Roberto la Bega sat in the Hub pub, hands wrapped around a glass of Canadian draft, bummed at the prospect of falling leaves and too many science labs. Back home October meant spring, and the coming prospect of long summer afternoons on Lima's beaches. Loon Lake was wet, windy, and already colder than midwinter back home. He missed watching hang gliders catching thermals off the cliffs in Miraflores. He missed daily blue skies and driving past surfers along the beach-hugging Costa Verde highway. He missed dancing with girls who knew how to salsa. Most of all he missed Barranco bars like Ayahuasca which, unlike this furnished armpit, had atmosphere and fresh tropical cocktails. He hadn't found a Pisco Sour since he'd arrived, let alone his favorite mixed drink, Maracuya (passion fruit). And the Canadians kept carding him everywhere he went. It was starting to feel like harassment.

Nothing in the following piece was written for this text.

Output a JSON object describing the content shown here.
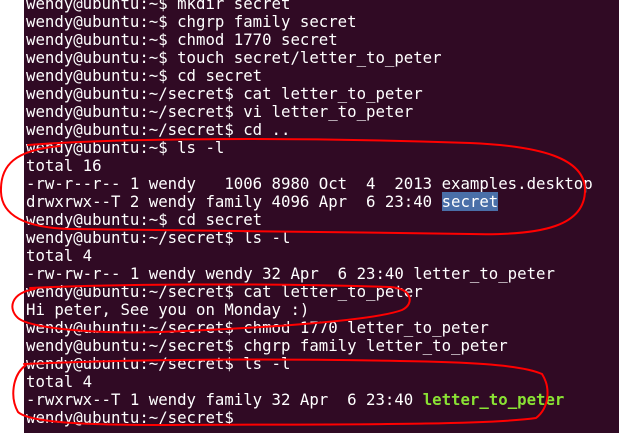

A surprisingly tall, dark-haired couple came in through the door. People's heads turned, just a little, and there was a dip in the hubbub. Who were they? Back home Roberto knew the well-connected, the private-schooled, the kids whose families ran things. In this shabby little Canadian town, a couple who turned heads were the closest thing to 'his' people. He waved at a waitress, intending to buy them a round but, of course, she ignored him. Everything was self-serve here. He got up from his seat and left his beer at the booth. As he pressed his way through the crowd, he saw the chalkboard behind the bar advertised 'Cuba Libres.' Well 'Viva la revolucion!' He smiled to himself. Maybe there was something worth drinking in this place after all. He fought through the tide of students until he finally washed up beside the tall strangers at the bar.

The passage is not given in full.